Celles-ci évoquent notamment la visite de hauts gradés rwandais, notamment en mai, reçus à Paris et auxquels on aurait promis soutien militaire et financier, tout en discutant tranquillement de la meilleure façon de retourner l’opinion internationale. De la même façon, la commission n’a visiblement rien trouvé de très accablant contre l’Opération Turquoise, mentionnant comme une évidence « les consignes très strictes de neutralité vis-à-vis des belligérants ». Sauf qu’il ne s’agit pas d’une guerre civile mais d’un génocide.
Les historiens portent également un regard un peu naïf sur le sommet de la Baule au cours duquel, en 1990, François Mitterrand avait soudain lié aide financière et démocratisation. Le fait qu’aucun d’entre eux ne soit africaniste explique peut-être cette acceptation de l’histoire officielle, alors même que les grands principes de la Baule n’ont jamais empêché l’Elysée de continuer à soutenir nombre de régimes autoritaires sur le continent.
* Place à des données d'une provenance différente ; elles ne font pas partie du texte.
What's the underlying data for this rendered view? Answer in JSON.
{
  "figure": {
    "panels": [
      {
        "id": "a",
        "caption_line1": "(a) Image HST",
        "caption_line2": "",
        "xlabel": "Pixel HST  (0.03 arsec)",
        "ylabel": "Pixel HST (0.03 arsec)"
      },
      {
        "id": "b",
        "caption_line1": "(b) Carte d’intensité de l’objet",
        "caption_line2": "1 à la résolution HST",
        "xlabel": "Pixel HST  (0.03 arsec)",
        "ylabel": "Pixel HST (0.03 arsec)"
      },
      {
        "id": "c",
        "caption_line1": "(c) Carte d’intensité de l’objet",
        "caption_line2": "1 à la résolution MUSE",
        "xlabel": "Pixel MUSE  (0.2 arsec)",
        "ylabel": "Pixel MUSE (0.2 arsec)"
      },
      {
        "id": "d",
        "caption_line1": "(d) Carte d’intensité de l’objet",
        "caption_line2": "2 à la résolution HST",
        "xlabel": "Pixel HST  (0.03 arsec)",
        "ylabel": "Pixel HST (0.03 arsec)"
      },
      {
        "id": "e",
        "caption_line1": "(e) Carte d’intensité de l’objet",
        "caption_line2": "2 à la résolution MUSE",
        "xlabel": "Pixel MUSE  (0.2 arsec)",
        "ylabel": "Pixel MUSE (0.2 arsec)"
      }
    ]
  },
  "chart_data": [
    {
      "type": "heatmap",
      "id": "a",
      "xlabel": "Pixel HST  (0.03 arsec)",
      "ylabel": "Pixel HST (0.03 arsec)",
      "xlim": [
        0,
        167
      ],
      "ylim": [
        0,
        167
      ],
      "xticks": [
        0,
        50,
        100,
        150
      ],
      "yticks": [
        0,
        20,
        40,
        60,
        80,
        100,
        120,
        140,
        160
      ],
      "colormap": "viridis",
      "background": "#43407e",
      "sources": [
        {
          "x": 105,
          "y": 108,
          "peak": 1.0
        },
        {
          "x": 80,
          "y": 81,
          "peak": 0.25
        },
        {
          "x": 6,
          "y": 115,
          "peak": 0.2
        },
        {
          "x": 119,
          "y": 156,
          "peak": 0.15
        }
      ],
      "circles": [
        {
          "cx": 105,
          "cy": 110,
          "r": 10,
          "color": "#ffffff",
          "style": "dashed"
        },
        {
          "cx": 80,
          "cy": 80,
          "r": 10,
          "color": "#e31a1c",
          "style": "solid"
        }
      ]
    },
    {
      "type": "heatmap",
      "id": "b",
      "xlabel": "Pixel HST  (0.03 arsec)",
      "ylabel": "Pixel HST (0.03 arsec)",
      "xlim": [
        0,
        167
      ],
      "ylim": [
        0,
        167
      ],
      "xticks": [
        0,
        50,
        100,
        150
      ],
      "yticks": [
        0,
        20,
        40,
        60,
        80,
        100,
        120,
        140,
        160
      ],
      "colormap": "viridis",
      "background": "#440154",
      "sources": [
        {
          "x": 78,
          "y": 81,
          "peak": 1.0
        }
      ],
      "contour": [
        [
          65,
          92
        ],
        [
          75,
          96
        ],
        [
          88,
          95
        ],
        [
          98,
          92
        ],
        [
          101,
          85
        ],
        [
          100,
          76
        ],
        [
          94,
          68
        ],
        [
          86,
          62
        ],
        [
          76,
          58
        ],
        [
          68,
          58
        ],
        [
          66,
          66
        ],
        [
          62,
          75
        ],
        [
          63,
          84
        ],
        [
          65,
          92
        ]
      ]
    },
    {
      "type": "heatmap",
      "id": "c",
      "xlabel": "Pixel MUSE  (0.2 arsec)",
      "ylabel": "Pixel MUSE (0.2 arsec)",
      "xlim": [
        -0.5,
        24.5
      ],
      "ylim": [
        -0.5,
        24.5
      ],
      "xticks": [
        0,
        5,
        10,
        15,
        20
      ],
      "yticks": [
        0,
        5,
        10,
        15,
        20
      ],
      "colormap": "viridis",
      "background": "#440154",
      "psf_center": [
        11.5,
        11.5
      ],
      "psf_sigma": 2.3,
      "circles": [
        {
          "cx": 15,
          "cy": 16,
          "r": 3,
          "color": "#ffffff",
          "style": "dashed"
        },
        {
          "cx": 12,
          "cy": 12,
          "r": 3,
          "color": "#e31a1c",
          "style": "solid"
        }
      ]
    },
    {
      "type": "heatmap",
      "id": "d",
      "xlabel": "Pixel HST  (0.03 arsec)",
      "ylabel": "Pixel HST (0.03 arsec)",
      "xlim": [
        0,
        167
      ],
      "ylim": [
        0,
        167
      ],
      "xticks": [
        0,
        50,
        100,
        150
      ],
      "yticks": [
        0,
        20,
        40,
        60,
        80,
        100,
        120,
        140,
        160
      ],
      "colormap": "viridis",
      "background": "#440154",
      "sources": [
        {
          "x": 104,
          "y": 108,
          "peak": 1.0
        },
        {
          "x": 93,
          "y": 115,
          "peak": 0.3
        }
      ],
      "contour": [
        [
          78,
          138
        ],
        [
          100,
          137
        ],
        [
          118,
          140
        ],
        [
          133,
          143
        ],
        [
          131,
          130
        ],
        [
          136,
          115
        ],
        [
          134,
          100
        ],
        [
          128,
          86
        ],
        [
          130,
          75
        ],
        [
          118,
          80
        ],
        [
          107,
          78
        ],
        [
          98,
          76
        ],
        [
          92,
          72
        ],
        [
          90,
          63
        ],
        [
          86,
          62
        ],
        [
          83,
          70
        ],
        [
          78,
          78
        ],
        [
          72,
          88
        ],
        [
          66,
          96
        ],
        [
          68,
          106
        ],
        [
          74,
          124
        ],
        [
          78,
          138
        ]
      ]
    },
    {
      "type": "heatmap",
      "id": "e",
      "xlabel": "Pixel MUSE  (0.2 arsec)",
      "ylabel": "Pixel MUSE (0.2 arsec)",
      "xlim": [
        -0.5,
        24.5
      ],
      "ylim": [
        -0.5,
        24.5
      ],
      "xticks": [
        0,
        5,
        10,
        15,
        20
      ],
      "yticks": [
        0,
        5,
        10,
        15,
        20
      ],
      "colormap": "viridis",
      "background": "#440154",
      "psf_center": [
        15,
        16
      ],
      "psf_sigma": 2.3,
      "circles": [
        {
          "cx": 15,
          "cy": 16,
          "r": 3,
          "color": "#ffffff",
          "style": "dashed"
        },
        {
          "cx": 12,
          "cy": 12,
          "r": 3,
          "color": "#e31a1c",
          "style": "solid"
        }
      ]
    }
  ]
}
Enfin, tout en reconnaissant de graves responsabilités dans la gestion de la crise rwandaise, la commission écarte le soupçon de complicité, affirmant n’avoir rien trouvé dans les archives qui indiquerait une compromission directe dans le génocide. Mais accueillir à Paris des génocidaires et leur prodiguer des conseils ne suggère-t-il pas une forme de « complicité» ? Et l’ancien gendarme de l’Elysée Paul Barril a bien signé des contrats d’armements et de soutiens militaires avec les forces génocidaires. Il est d’ailleurs visé par une plainte pour complicité de génocide depuis 2013. « Les archives françaises ne suffisent pas à elles seules à rendre compte de façon exhaustive de l’histoire du rôle et de l’engagement de la France au Rwanda », reconnaît le rapport de la commission, qui suggère également avoir été empêchée d’accéder à certains fonds d’archives et n’hésite pas à dénoncer « un certain état d’esprit régnant au plus haut sommet de l’Etat » qui a pu « gêner » certaines recherches.